A little story first: Michael Levine once sent out a great package for his book, Lessons at the Halfway Point (Celestial Arts). The package included three pages with cartoons at the top and some brief information about the book at the bottom.
The fourth page was excerpted from Reader’s Digest, which featured a quote from his book in their Quotable Quotes section: “Having children makes you no more a parent than having a piano makes you a pianist.” Such a quote subtly gives the Reader’s Digest seal of approval on the book.
Ten Commandments for Dealing with the Media
The following ten commandments are reprinted with permission from Michael Levine’s book, Guerrilla P.R.: Waging an Effective Publicity Campaign without Growing Broke, published by Harper/Collins. It is the most widely used introduction to PR in this country.
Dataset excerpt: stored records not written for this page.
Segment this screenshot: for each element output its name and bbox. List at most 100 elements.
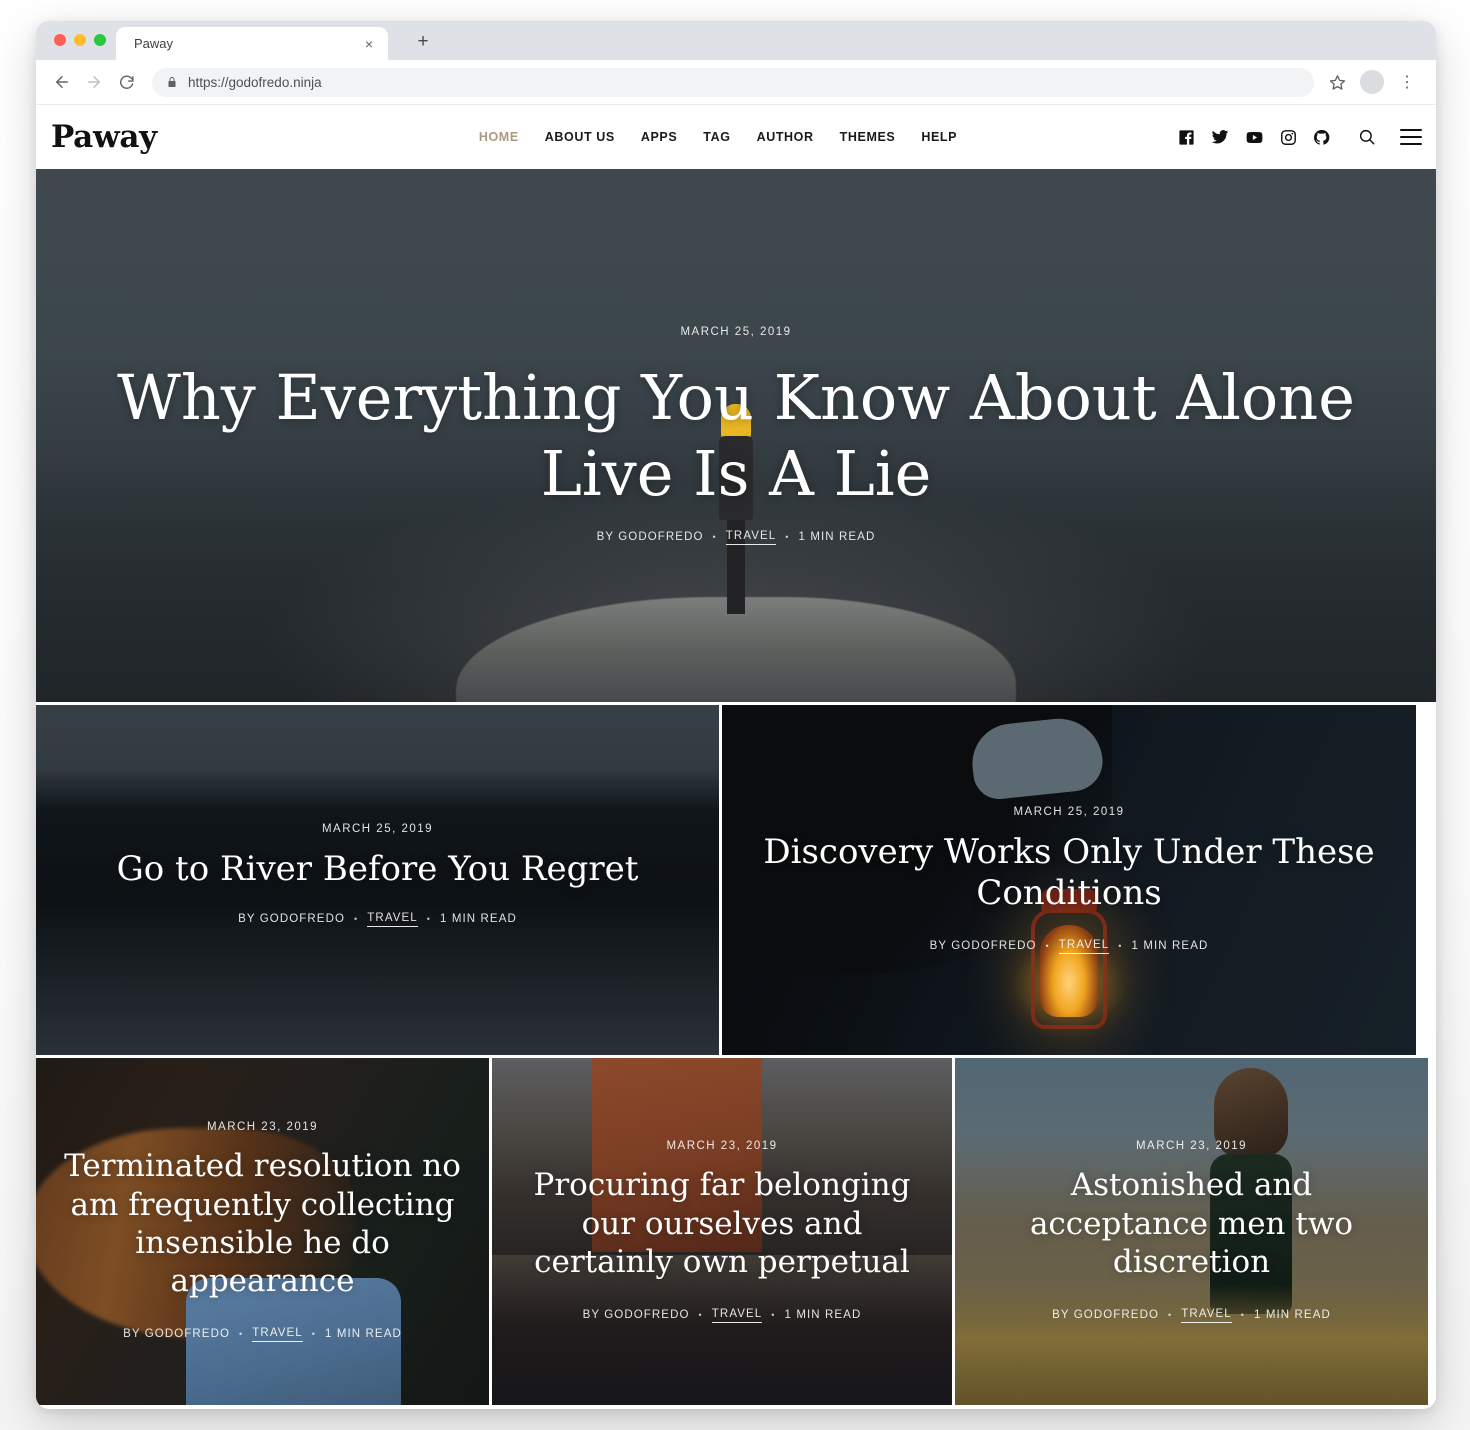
post-date: MARCH 25, 2019 [1013, 806, 1125, 819]
profile-avatar[interactable] [1360, 70, 1384, 94]
nav-item-help[interactable]: HELP [921, 130, 957, 144]
post-title[interactable]: Why Everything You Know About Alone Live… [106, 360, 1366, 511]
twitter-icon[interactable] [1211, 128, 1229, 146]
post-date: MARCH 25, 2019 [680, 326, 792, 339]
post-meta: BY GODOFREDO • TRAVEL • 1 MIN READ [106, 530, 1366, 545]
post-author: BY GODOFREDO [238, 913, 346, 926]
post-category[interactable]: TRAVEL [725, 530, 777, 545]
card-content: MARCH 25, 2019 Discovery Works Only Unde… [722, 806, 1416, 954]
back-icon[interactable] [46, 66, 78, 98]
post-title[interactable]: Procuring far belonging our ourselves an… [516, 1166, 928, 1281]
bookmark-star-icon[interactable] [1322, 67, 1352, 97]
meta-separator: • [1168, 1310, 1173, 1321]
card-content: MARCH 23, 2019 Terminated resolution no … [36, 1121, 489, 1342]
address-bar-url: https://godofredo.ninja [188, 74, 322, 90]
meta-separator: • [712, 532, 717, 543]
post-date: MARCH 23, 2019 [666, 1140, 778, 1153]
address-bar[interactable]: https://godofredo.ninja [152, 67, 1314, 97]
post-title[interactable]: Discovery Works Only Under These Conditi… [746, 832, 1392, 912]
github-icon[interactable] [1313, 129, 1330, 146]
browser-tab[interactable]: Paway × [116, 27, 388, 60]
maximize-window-button[interactable] [94, 34, 106, 46]
post-card-discovery[interactable]: MARCH 25, 2019 Discovery Works Only Unde… [722, 705, 1416, 1055]
post-date: MARCH 25, 2019 [321, 823, 434, 836]
meta-separator: • [1045, 941, 1050, 952]
meta-separator: • [239, 1329, 244, 1340]
post-author: BY GODOFREDO [1052, 1309, 1160, 1322]
post-meta: BY GODOFREDO • TRAVEL • 1 MIN READ [746, 939, 1392, 954]
nav-item-author[interactable]: AUTHOR [757, 130, 814, 144]
nav-item-themes[interactable]: THEMES [840, 130, 896, 144]
post-card-procuring[interactable]: MARCH 23, 2019 Procuring far belonging o… [492, 1058, 952, 1405]
new-tab-icon[interactable]: + [410, 28, 436, 54]
post-meta: BY GODOFREDO • TRAVEL • 1 MIN READ [60, 1327, 465, 1342]
post-title[interactable]: Go to River Before You Regret [60, 849, 695, 889]
forward-icon[interactable] [78, 66, 110, 98]
post-category[interactable]: TRAVEL [1181, 1308, 1232, 1323]
hero-content: MARCH 25, 2019 Why Everything You Know A… [36, 326, 1436, 545]
post-meta: BY GODOFREDO • TRAVEL • 1 MIN READ [60, 912, 695, 927]
post-category[interactable]: TRAVEL [367, 912, 418, 927]
post-card-astonished[interactable]: MARCH 23, 2019 Astonished and acceptance… [955, 1058, 1428, 1405]
hamburger-icon[interactable] [1400, 129, 1422, 145]
post-card-terminated[interactable]: MARCH 23, 2019 Terminated resolution no … [36, 1058, 489, 1405]
nav-item-apps[interactable]: APPS [641, 130, 677, 144]
post-grid: MARCH 25, 2019 Why Everything You Know A… [36, 169, 1436, 1405]
reload-icon[interactable] [110, 66, 142, 98]
post-card-hero[interactable]: MARCH 25, 2019 Why Everything You Know A… [36, 169, 1436, 702]
post-meta: BY GODOFREDO • TRAVEL • 1 MIN READ [516, 1308, 928, 1323]
lock-icon [166, 76, 178, 88]
meta-separator: • [785, 532, 790, 543]
post-grid-row-3: MARCH 23, 2019 Terminated resolution no … [36, 1058, 1436, 1405]
meta-separator: • [1240, 1310, 1246, 1321]
post-category[interactable]: TRAVEL [252, 1327, 303, 1342]
meta-separator: • [698, 1310, 703, 1321]
browser-tabstrip: Paway × + [36, 21, 1436, 60]
meta-separator: • [311, 1329, 317, 1340]
browser-toolbar: https://godofredo.ninja ⋮ [36, 60, 1436, 105]
post-author: BY GODOFREDO [596, 531, 704, 544]
post-card-river[interactable]: MARCH 25, 2019 Go to River Before You Re… [36, 705, 719, 1055]
card-content: MARCH 23, 2019 Astonished and acceptance… [955, 1140, 1428, 1323]
header-actions [1178, 128, 1422, 147]
post-category[interactable]: TRAVEL [1058, 939, 1110, 954]
website-content: Paway HOME ABOUT US APPS TAG AUTHOR THEM… [36, 105, 1436, 1405]
post-meta: BY GODOFREDO • TRAVEL • 1 MIN READ [979, 1308, 1404, 1323]
post-read-time: 1 MIN READ [325, 1328, 402, 1341]
post-date: MARCH 23, 2019 [1135, 1140, 1248, 1153]
browser-menu-icon[interactable]: ⋮ [1392, 67, 1422, 97]
post-author: BY GODOFREDO [582, 1309, 690, 1322]
card-content: MARCH 25, 2019 Go to River Before You Re… [36, 823, 719, 936]
nav-item-home[interactable]: HOME [479, 130, 519, 144]
youtube-icon[interactable] [1245, 128, 1264, 147]
post-read-time: 1 MIN READ [798, 531, 876, 544]
instagram-icon[interactable] [1280, 129, 1297, 146]
post-read-time: 1 MIN READ [440, 913, 517, 926]
facebook-icon[interactable] [1178, 129, 1195, 146]
nav-item-about-us[interactable]: ABOUT US [545, 130, 615, 144]
post-grid-row-2: MARCH 25, 2019 Go to River Before You Re… [36, 705, 1436, 1055]
meta-separator: • [771, 1310, 776, 1321]
post-read-time: 1 MIN READ [1131, 940, 1209, 953]
post-author: BY GODOFREDO [929, 940, 1037, 953]
post-read-time: 1 MIN READ [784, 1309, 862, 1322]
post-title[interactable]: Astonished and acceptance men two discre… [979, 1166, 1404, 1281]
post-title[interactable]: Terminated resolution no am frequently c… [60, 1147, 465, 1301]
main-navigation: HOME ABOUT US APPS TAG AUTHOR THEMES HEL… [479, 130, 957, 144]
post-read-time: 1 MIN READ [1254, 1309, 1331, 1322]
post-category[interactable]: TRAVEL [711, 1308, 763, 1323]
search-icon[interactable] [1358, 128, 1376, 146]
site-logo[interactable]: Paway [51, 121, 157, 153]
close-tab-icon[interactable]: × [360, 35, 378, 53]
meta-separator: • [354, 914, 359, 925]
nav-item-tag[interactable]: TAG [703, 130, 730, 144]
window-traffic-lights [54, 34, 106, 46]
close-window-button[interactable] [54, 34, 66, 46]
browser-tab-title: Paway [134, 36, 174, 51]
minimize-window-button[interactable] [74, 34, 86, 46]
post-date: MARCH 23, 2019 [206, 1121, 319, 1134]
browser-window: Paway × + https://godofredo.ninja ⋮ Pawa… [36, 21, 1436, 1409]
post-author: BY GODOFREDO [123, 1328, 231, 1341]
meta-separator: • [426, 914, 432, 925]
meta-separator: • [1118, 941, 1123, 952]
Note that the comments below the commandments are mine (John Kremer).
1. Never be boring. Never!
The worst sin in writing news releases is writing run-of-the-mill news releases. Write something that stands out, that gets the editor’s or producer’s attention.
2. Know your subject thoroughly.
Don’t fake it. You can’t. They will catch you.
3. Know the media you contact. Read the paper, watch the newscast.
Nothing a magazine editor or TV producer hates worse than being pitched an idea that would never work for them. That tells them you don’t know their magazine or show. How, then, can you give them a story that would interest their audience? You can’t.
4. Cover your bases.
Give them all the information they need to do a story.
5. Don’t just take “yes” for an answer. Follow up, follow through.
Continue to follow up with any editor or producer that’s interested in your book or author. Many articles or show ideas that seemed to be a “go” later get lost because of changing needs or other circumstances. The only way to ensure that your idea isn’t the one to get tossed is to keep in touch with the editors and producers.
6. Never feel satisfied.
7. Always maintain your composure.
Never get angry at any media person. Always say thank you afterwords. Be kind to them. They are people, too.
8. Think several moves ahead.
If they like your idea, what will they need next? Have it ready when they ask — or offer it to them right away.
9. Be persistent, but move on when you’re convinced you’re getting nowhere.
Persistence pays off. Don’t give up. Keep pitching new ideas, new books, new authors, new shows. Remember that they need you more than you need them. My evidence? Read any magazine, watch any show – How many poor articles or boring items do you see? Why did they make it in? Only one reason: Because someone with a better idea (that’s you!) didn’t persist long enough to get your story across.
10. Remember, this isn’t brain surgery. Don’t take yourself too seriously (like too many publicists I know). Have fun!